Tatiana Araujo de Sirqueira, 33 ans, mère célibataire de six enfants, et le président brésilien Jair Bolsonaro sont presque voisins. Mais ils habitent des univers différents.
Sirqueira vit près d’une décharge à moins d’un mile du palais présidentiel de Planalto à Brasilia, avec 36 autres familles, et récupère de l’argent en recyclant les ordures.
Elle est l’une des quelque 40 millions d ‘«invisibles» du Brésil, un terme inventé par le ministre de l’Économie Paulo Guedes pour les personnes sans emploi formel qui avaient volé en grande partie sous le radar du gouvernement brésilien – et de la société.
« J’habite à côté du président. Je le vois et sa sécurité passer ici tous les jours », a-t-elle déclaré lors d’un après-midi chaud et poussiéreux devant sa cabane improvisée. « Comment peut-il passer ici tous les jours et ne pas voir les familles ici? »
L’année dernière, cependant, Sirqueira n’était pas invisible. D’avril à décembre, elle et quelque 66 millions d’autres Brésiliens ont reçu le programme de transferts monétaires le plus généreux du gouvernement, une aide d’urgence pour aider les plus vulnérables à travers la pandémie.
Près de 60 milliards de dollars de revenus de base ont atténué le coup économique du coronavirus, renforcé la popularité de Bolsonaro et repoussé la pauvreté – mais son expiration à la fin de 2020 annule bon nombre de ces effets.
Sirqueira compte désormais sur l’aide sociale préexistante « Bolsa Familia » pouvant atteindre 205 reais (36 dollars) par mois, soit environ un tiers de l’aide d’urgence de l’année dernière, manquant une deuxième phase plus restreinte du programme de transfert d’argent qui commence en avril. .
«Ils ont dit que je ne répondais plus aux critères et que je ne pouvais donc plus faire partie du programme. Ma vie est devenue beaucoup plus difficile depuis, avec six enfants à élever», a-t-elle déclaré.
Des millions de Brésiliens comme elle ont été brièvement sortis de la pauvreté pour être renvoyés à nouveau. Le taux de pauvreté national a chuté brutalement à 4,5% en août contre près de 11% début 2020, calcule la Fondation Getulio Vargas.

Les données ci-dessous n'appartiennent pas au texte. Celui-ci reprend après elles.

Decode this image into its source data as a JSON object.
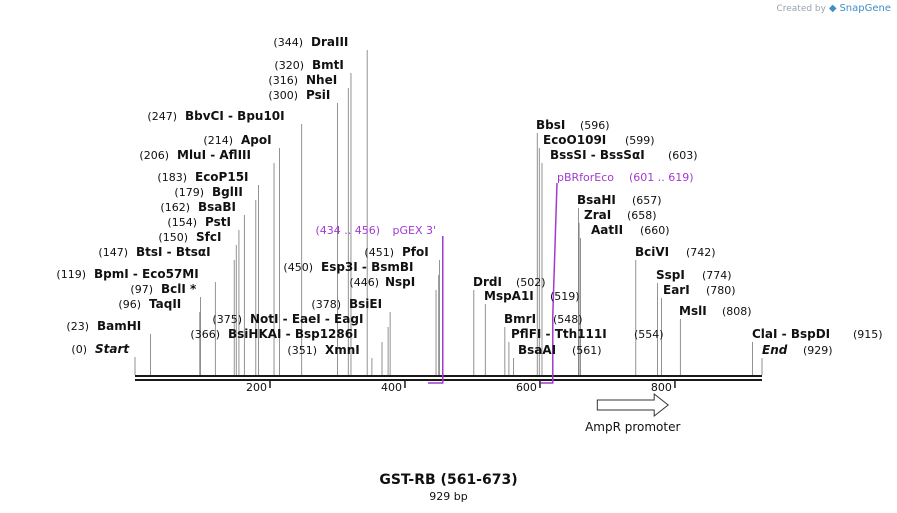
{
  "credit": {
    "prefix": "Created by",
    "brand": "SnapGene"
  },
  "map": {
    "title": "GST-RB (561-673)",
    "length_label": "929 bp",
    "total_length": 929,
    "axis_ticks": [
      200,
      400,
      600,
      800
    ],
    "colors": {
      "backbone": "#1a1a1a",
      "primer": "#a23ad2",
      "text": "#111111",
      "leader": "#777777"
    }
  },
  "sites": [
    {
      "name": "Start",
      "pos": "(0)",
      "bp": 0,
      "italic": true
    },
    {
      "name": "BamHI",
      "pos": "(23)",
      "bp": 23
    },
    {
      "name": "TaqII",
      "pos": "(96)",
      "bp": 96
    },
    {
      "name": "BclI *",
      "pos": "(97)",
      "bp": 97
    },
    {
      "name": "BpmI  -  Eco57MI",
      "pos": "(119)",
      "bp": 119
    },
    {
      "name": "BtsI  -  BtsαI",
      "pos": "(147)",
      "bp": 147
    },
    {
      "name": "SfcI",
      "pos": "(150)",
      "bp": 150
    },
    {
      "name": "PstI",
      "pos": "(154)",
      "bp": 154
    },
    {
      "name": "BsaBI",
      "pos": "(162)",
      "bp": 162
    },
    {
      "name": "BglII",
      "pos": "(179)",
      "bp": 179
    },
    {
      "name": "EcoP15I",
      "pos": "(183)",
      "bp": 183
    },
    {
      "name": "MluI  -  AflIII",
      "pos": "(206)",
      "bp": 206
    },
    {
      "name": "ApoI",
      "pos": "(214)",
      "bp": 214
    },
    {
      "name": "BbvCI  -  Bpu10I",
      "pos": "(247)",
      "bp": 247
    },
    {
      "name": "PsiI",
      "pos": "(300)",
      "bp": 300
    },
    {
      "name": "NheI",
      "pos": "(316)",
      "bp": 316
    },
    {
      "name": "BmtI",
      "pos": "(320)",
      "bp": 320
    },
    {
      "name": "DraIII",
      "pos": "(344)",
      "bp": 344
    },
    {
      "name": "BsiHKAI  -  Bsp1286I",
      "pos": "(366)",
      "bp": 366
    },
    {
      "name": "NotI  -  EaeI  -  EagI",
      "pos": "(375)",
      "bp": 375
    },
    {
      "name": "XmnI",
      "pos": "(351)",
      "bp": 351
    },
    {
      "name": "BsiEI",
      "pos": "(378)",
      "bp": 378
    },
    {
      "name": "NspI",
      "pos": "(446)",
      "bp": 446
    },
    {
      "name": "Esp3I  -  BsmBI",
      "pos": "(450)",
      "bp": 450
    },
    {
      "name": "PfoI",
      "pos": "(451)",
      "bp": 451
    },
    {
      "name": "DrdI",
      "pos": "(502)",
      "bp": 502
    },
    {
      "name": "MspA1I",
      "pos": "(519)",
      "bp": 519
    },
    {
      "name": "BmrI",
      "pos": "(548)",
      "bp": 548
    },
    {
      "name": "PflFI  -  Tth111I",
      "pos": "(554)",
      "bp": 554
    },
    {
      "name": "BsaAI",
      "pos": "(561)",
      "bp": 561
    },
    {
      "name": "BbsI",
      "pos": "(596)",
      "bp": 596
    },
    {
      "name": "EcoO109I",
      "pos": "(599)",
      "bp": 599
    },
    {
      "name": "BssSI  -  BssSαI",
      "pos": "(603)",
      "bp": 603
    },
    {
      "name": "BsaHI",
      "pos": "(657)",
      "bp": 657
    },
    {
      "name": "ZraI",
      "pos": "(658)",
      "bp": 658
    },
    {
      "name": "AatII",
      "pos": "(660)",
      "bp": 660
    },
    {
      "name": "BciVI",
      "pos": "(742)",
      "bp": 742
    },
    {
      "name": "SspI",
      "pos": "(774)",
      "bp": 774
    },
    {
      "name": "EarI",
      "pos": "(780)",
      "bp": 780
    },
    {
      "name": "MslI",
      "pos": "(808)",
      "bp": 808
    },
    {
      "name": "ClaI  -  BspDI",
      "pos": "(915)",
      "bp": 915
    },
    {
      "name": "End",
      "pos": "(929)",
      "bp": 929,
      "italic": true
    }
  ],
  "primers": [
    {
      "name": "pGEX 3'",
      "range": "(434 .. 456)",
      "start": 434,
      "end": 456,
      "label_side": "left"
    },
    {
      "name": "pBRforEco",
      "range": "(601 .. 619)",
      "start": 601,
      "end": 619,
      "label_side": "right"
    }
  ],
  "features": [
    {
      "name": "AmpR promoter",
      "start": 685,
      "end": 790,
      "direction": "forward"
    }
  ]
}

Cependant, le groupe de réflexion basé à Rio de Janeiro estime que 12,8% de la population brésilienne – quelque 27 millions de personnes – vivent désormais sous le seuil de pauvreté de 246 reais par mois, le plus grand nombre depuis le début de la série il y a dix ans.
L’impact économique de l’aide a été égalé par son impact politique, inversant la popularité décroissante de Bolsonaro alors que la première vague de COVID-19 a frappé et lui a valu une approbation record parmi les classes et les régions les plus pauvres du pays, qui a depuis reculé.

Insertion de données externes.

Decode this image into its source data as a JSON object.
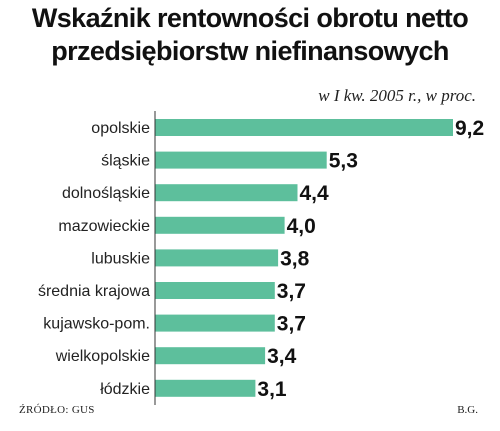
{
  "header": {
    "title_line1": "Wskaźnik rentowności obrotu netto",
    "title_line2": "przedsiębiorstw niefinansowych",
    "subtitle": "w I kw. 2005 r., w proc."
  },
  "footer": {
    "source": "ŹRÓDŁO: GUS",
    "author": "B.G."
  },
  "colors": {
    "bar": "#5dbf9c",
    "highlight_value": "#c0213a",
    "text": "#111111",
    "axis": "#333333"
  },
  "chart_data": {
    "type": "bar",
    "orientation": "horizontal",
    "title": "Wskaźnik rentowności obrotu netto przedsiębiorstw niefinansowych",
    "subtitle": "w I kw. 2005 r., w proc.",
    "categories": [
      "opolskie",
      "śląskie",
      "dolnośląskie",
      "mazowieckie",
      "lubuskie",
      "średnia krajowa",
      "kujawsko-pom.",
      "wielkopolskie",
      "łódzkie"
    ],
    "values": [
      9.2,
      5.3,
      4.4,
      4.0,
      3.8,
      3.7,
      3.7,
      3.4,
      3.1
    ],
    "value_labels": [
      "9,2",
      "5,3",
      "4,4",
      "4,0",
      "3,8",
      "3,7",
      "3,7",
      "3,4",
      "3,1"
    ],
    "highlight_category": "średnia krajowa",
    "xlim": [
      0,
      9.2
    ],
    "grid": false,
    "legend": "none"
  }
}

L’enquêteur Datafolha a montré que la désapprobation de Bolsonaro dans le nord-est le plus pauvre du Brésil a dépassé son approbation de 16 points de pourcentage en avril 2020, lorsque les transferts d’argent ont commencé.
Cet écart s’est rétréci à seulement deux points en août, le dernier mois avant que l’allocation maximale de 600 reais ne soit réduite de moitié. En janvier, l’écart avait rebondi à 15 points, revenant essentiellement à son point de départ.

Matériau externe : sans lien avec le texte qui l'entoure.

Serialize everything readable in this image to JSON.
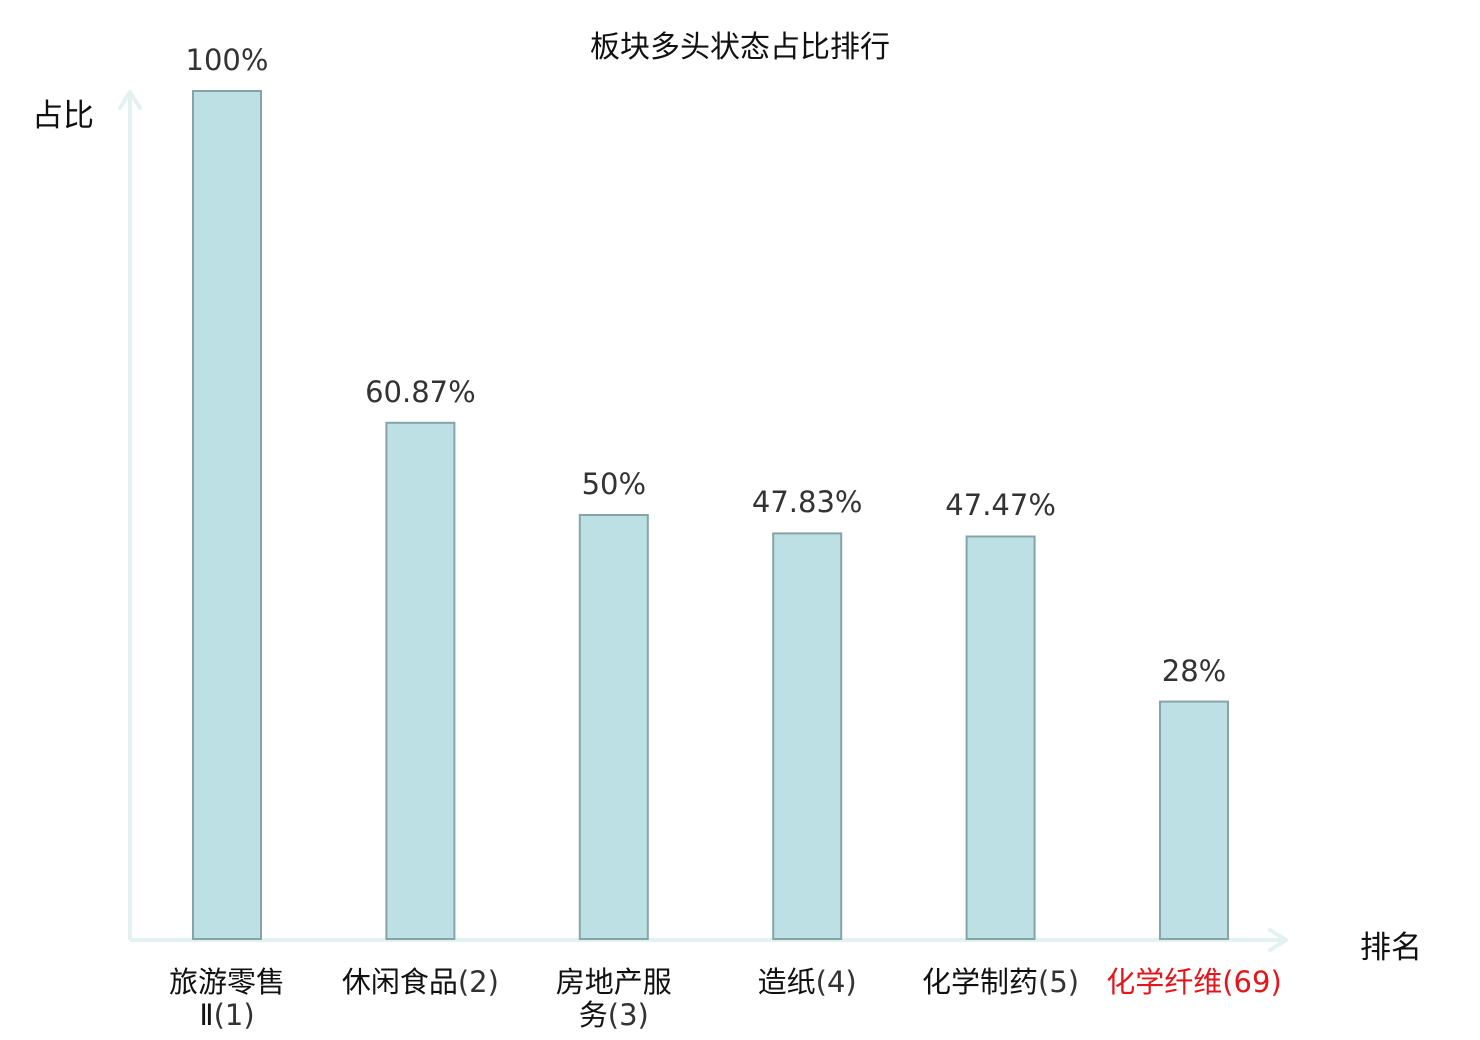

En vue de l’élection présidentielle de l’année prochaine, Bolsonaro a été si désireux de prolonger le programme, même s’il fait des ravages sur les finances publiques, ébranle les marchés financiers et irrite Guedes.
Le nouveau programme d’aide, qui débutera en avril, fournira quatre transferts mensuels d’une moyenne de 250 reais à un groupe plus restreint de travailleurs informels.
Son prix de 42 milliards de reais est une fraction de la facture de 322 milliards de reais (58 milliards de dollars) pour l’aide de l’année dernière, qui représentait près de 4,5% du produit intérieur brut.
Le programme plus modeste a apaisé certaines inquiétudes concernant la trajectoire de la dette publique du Brésil, mais a également réduit son impact sur les taux de pauvreté et d’inégalité.
Joao Saboia, professeur émérite à l’Université fédérale de Rio de Janeiro, affirme que même avec la prochaine série de transferts monétaires, les taux de pauvreté resteront élevés.
« Les perspectives pour 2021 sont très médiocres – vaccination lente, économie stagnante, chômage en hausse et pauvreté élevée », a déclaré Saboia.
Pour Sirqueira, mère célibataire de six enfants, c’est peut-être pire.
Les autorités locales font pression pour transférer sa famille dans une ville satellite en dehors de la capitale. Elle a résisté à leurs efforts, se méfiant de la façon dont ses enfants se débrouilleront dans un nouveau quartier.
Mardi, ils ont rasé sa cabane au bulldozer.